From the Giuvlipen feminist theater company in Bucharest, Romania comes the play Who killed Szomna Grancsa?. Presented in a mixture of Romanian and Romani, the play is based on the true story of a 17-year-old Roma girl who committed suicide at her home in Frumoasa, Romania, in 2007. The production stars performers Mihaela Drăgan, Zita Moldovan and Liana. Ceterchi plays various characters, including Szomna, her parents, her schoolteacher, the village priest, various neighbors and the journalists who covered the story. The play refuses to explain Szomna’s death with a simple set of reasons, instead exploring multiple points of view and the complex circumstances that Szomna lived in. The play’s investigation undermines the history of the mainstream Romanian media which criticized his traditional Roma parents for having stopped his studies on the basis of the message Szomna inscribed on the wall before his death: “School is me. Instead, the play explores Szomna’s everyday reality, like the anti-Roma racism she experienced in school, the rural poverty she lived in, and the all-too-common oppression she suffered. as a woman in Romanian society. Was his suicide caused by any or all of these circumstances? By decision of his parents, as the mainstream media have said? Or was his suicide a form of protest in the name of the right to education?

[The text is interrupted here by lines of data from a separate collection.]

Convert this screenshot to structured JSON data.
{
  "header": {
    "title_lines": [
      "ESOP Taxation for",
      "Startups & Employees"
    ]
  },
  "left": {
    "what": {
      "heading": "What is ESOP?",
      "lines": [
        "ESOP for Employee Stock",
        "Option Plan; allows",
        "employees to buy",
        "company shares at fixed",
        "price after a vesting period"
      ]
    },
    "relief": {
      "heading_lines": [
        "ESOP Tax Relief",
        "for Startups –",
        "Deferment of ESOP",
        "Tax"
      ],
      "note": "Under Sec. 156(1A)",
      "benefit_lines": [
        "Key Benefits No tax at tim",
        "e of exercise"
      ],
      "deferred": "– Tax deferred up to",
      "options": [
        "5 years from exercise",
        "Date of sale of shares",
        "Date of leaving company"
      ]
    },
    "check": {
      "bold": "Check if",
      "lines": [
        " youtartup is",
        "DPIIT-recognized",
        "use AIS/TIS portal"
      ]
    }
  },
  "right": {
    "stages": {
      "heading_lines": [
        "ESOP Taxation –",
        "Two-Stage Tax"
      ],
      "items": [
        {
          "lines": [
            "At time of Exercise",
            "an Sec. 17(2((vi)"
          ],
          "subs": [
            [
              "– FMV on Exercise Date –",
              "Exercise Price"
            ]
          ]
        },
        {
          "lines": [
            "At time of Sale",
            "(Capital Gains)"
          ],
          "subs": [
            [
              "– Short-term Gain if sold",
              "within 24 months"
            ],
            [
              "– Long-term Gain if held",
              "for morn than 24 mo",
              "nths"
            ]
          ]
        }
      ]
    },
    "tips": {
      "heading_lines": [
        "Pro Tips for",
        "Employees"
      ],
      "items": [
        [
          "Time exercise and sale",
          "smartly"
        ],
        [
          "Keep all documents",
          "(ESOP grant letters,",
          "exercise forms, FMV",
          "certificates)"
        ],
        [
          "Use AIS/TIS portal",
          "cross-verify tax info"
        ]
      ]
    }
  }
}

These questions will always remain unanswered and unlike the simplified version told in the media, Who killed Szomna Grancsa? investigates how nobody’s opinion explains their last act and although all perspectives seem to have some validity, each carries a share of a larger responsibility. He is powerful in his portrayal of the characters, each moment approached with specific intentions and executed with a precise tone that both empathizes and critically thinks. With Drăgan, Moldovan and Ceterchi, director Mihai Lukács traded in media sensationalism for a raw staging that was incredibly compelling even through a computer screen. One of those moments came towards the end in which Szomna performs a monologue under a white sheet, simultaneously representing her shroud and her ghost, her words increasing in speed and emotion as the sheet wraps more and more around her. neck like the rope she used in her suicide. Behind her, another was pulling the sheet around her, visually staging the question: Who killed Szomna Grancsa? The play will again air live on Wednesday, December 8 at 11:00 a.m. PST / 2:00 p.m. EST / 7:00 p.m. GMT / 8:00 p.m. CET / 9:00 p.m. EET. You can watch the trailer here and read more about the show on HowlRound’s YouTube channel which shares this 2019 filmed discussion and 2020 Zoom discussion.

Due to some technical difficulties with the livestream, a personally highlighted part for the second round is You haven’t seen anything! / Voi n-ați văzut nimic !. This play for a single Romanian performer by Alex Fifea presents an investigation into the death of Rom Daniel Gabriel Dumitrache, 26, an informal parking attendant taken into custody and beaten to death in the parking lot of a police station in March 2014. For two years after his assassination, Fifea researched the circumstances of the case, reconstructing and analyzing the social mechanisms that surround him, public discourse and their intersections with police violence. The play presents an analysis of how anti-Roma racism overlaps with prejudices against “poor” and “beggars” to fuel police brutality and its role in preventing change in power relations. Speaking at times in Romanian and Romani, Fifea alternates between several key people linked to Dumitrache or his murder, using interviews and testimonies to unravel this example of the long history of anti-Roma racism and police violence. It will air on Thursday, December 9 at 9 a.m. PST / 12 p.m. EST / 5 p.m. GMT / 6 p.m. CET / 7 p.m. EET. Watch the trailer here.